Com queda na receita, Facebook já começa a se preocupar com impacto do Adblock

Por Redação | 07 de Novembro de 2015 às 10h45

As extensões que bloqueiam propagandas são as mais novas vilãs da internet. Depois de forçarem o Google a criar o YouTube Red, esse tipo de serviço agora está na mira do Facebook, e já desponta como uma das maiores preocupações da empresa. Afinal, o que poderia tirar mais o sono de Mark Zuckerberg do que uma ferramenta que simplifica a vida dos usuários e, ao mesmo tempo, diminui a receita de sua companhia?
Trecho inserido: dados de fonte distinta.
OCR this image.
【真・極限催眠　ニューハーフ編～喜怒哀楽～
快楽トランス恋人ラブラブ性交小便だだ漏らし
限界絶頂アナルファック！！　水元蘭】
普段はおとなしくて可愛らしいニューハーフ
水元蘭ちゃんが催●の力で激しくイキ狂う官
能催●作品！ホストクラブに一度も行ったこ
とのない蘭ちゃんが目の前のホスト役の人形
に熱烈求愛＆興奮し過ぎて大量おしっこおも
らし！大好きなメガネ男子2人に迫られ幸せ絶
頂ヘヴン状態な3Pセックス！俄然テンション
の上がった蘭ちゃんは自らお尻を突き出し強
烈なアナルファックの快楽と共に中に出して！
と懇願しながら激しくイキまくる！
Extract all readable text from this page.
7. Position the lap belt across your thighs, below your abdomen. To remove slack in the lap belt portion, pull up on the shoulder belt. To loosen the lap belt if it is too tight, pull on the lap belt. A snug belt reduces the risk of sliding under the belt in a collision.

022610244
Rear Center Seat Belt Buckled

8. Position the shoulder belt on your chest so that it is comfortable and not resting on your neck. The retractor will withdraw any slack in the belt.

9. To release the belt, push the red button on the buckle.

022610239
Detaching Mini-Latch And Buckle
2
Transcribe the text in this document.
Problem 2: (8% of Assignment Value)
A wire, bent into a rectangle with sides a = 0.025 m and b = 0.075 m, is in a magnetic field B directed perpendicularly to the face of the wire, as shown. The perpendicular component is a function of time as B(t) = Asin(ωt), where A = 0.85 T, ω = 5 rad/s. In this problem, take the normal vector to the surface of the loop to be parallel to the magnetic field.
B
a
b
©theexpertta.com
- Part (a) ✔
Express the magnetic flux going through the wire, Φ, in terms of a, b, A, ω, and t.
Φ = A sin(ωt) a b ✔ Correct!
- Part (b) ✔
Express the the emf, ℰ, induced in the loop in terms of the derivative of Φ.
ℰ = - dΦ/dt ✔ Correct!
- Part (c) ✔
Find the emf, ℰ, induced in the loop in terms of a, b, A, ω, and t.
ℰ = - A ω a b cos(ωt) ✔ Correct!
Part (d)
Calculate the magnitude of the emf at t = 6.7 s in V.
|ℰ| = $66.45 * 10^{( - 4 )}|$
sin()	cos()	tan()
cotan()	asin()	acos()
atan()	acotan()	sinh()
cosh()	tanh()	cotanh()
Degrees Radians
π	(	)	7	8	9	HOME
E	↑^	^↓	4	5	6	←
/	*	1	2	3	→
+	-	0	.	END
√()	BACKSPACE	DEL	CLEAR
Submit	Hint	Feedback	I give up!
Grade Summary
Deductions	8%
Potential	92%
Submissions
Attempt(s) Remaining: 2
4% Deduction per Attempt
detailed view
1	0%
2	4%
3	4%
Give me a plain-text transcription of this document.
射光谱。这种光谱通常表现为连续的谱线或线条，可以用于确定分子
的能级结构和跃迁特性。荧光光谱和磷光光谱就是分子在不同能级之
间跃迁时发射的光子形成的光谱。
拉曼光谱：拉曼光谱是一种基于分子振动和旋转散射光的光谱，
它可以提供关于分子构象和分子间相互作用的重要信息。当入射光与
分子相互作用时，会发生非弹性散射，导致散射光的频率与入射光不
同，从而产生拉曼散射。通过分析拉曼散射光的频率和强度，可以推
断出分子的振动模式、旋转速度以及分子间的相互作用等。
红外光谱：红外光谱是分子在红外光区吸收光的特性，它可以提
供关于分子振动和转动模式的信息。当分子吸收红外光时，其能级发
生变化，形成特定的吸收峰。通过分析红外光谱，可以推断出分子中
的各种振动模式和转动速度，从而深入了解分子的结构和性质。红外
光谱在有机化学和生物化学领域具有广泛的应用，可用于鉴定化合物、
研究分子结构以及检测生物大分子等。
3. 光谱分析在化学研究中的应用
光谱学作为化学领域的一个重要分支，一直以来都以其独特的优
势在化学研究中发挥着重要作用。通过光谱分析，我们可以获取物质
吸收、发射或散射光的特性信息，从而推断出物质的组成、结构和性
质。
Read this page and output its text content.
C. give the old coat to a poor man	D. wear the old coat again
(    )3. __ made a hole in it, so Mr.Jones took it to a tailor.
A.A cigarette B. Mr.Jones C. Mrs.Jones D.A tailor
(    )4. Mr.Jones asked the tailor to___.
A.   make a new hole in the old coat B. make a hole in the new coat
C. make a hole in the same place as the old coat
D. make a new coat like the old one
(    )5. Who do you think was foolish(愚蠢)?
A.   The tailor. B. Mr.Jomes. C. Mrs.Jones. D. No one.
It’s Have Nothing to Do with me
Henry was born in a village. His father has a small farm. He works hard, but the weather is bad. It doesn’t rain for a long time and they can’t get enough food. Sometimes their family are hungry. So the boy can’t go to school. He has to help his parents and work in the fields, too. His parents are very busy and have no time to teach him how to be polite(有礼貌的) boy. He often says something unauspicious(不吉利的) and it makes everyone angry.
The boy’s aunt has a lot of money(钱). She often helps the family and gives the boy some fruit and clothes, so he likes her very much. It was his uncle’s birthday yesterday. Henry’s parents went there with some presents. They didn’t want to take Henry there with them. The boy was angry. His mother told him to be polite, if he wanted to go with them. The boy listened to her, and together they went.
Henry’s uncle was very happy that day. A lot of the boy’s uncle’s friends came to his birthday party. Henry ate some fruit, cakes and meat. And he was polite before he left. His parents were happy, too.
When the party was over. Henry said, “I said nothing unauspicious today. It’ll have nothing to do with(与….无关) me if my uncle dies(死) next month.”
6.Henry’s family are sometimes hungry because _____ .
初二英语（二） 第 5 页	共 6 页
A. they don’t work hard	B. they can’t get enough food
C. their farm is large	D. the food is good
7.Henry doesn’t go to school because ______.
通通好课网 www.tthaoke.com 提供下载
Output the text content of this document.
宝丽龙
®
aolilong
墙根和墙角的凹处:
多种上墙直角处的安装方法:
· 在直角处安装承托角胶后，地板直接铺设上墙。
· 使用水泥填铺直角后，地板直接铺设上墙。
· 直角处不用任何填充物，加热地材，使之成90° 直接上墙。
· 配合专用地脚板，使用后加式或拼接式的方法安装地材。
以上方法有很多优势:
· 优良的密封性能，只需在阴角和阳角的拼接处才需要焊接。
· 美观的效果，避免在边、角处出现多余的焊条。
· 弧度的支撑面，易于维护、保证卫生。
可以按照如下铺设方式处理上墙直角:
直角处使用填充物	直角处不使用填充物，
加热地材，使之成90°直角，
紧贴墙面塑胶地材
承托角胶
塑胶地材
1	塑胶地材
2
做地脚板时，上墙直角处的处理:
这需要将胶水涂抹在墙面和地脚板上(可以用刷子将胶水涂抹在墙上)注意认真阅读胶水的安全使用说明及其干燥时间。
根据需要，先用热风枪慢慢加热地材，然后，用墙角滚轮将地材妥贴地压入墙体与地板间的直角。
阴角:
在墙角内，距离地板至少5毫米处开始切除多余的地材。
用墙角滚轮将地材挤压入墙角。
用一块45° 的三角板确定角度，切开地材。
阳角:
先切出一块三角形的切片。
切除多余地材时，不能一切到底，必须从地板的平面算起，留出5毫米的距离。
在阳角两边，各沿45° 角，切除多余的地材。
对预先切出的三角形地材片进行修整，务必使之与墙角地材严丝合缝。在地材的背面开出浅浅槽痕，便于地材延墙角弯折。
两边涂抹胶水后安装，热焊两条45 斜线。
Pode parecer exagero, mas o Adblock e serviços semelhantes realmente estão incomodando a rede social. Tanto que a questão chegou a ser citada pela empresa em um relatório de regulamentação enviado ao governo dos Estados Unidos. Segundo o Facebook, a receita gerada pela companhia a partir de propagandas exibidas em computadores pessoais tem sido impactada por essas tecnologias e isso teve reflexos até mesmo em seu resultado financeiro.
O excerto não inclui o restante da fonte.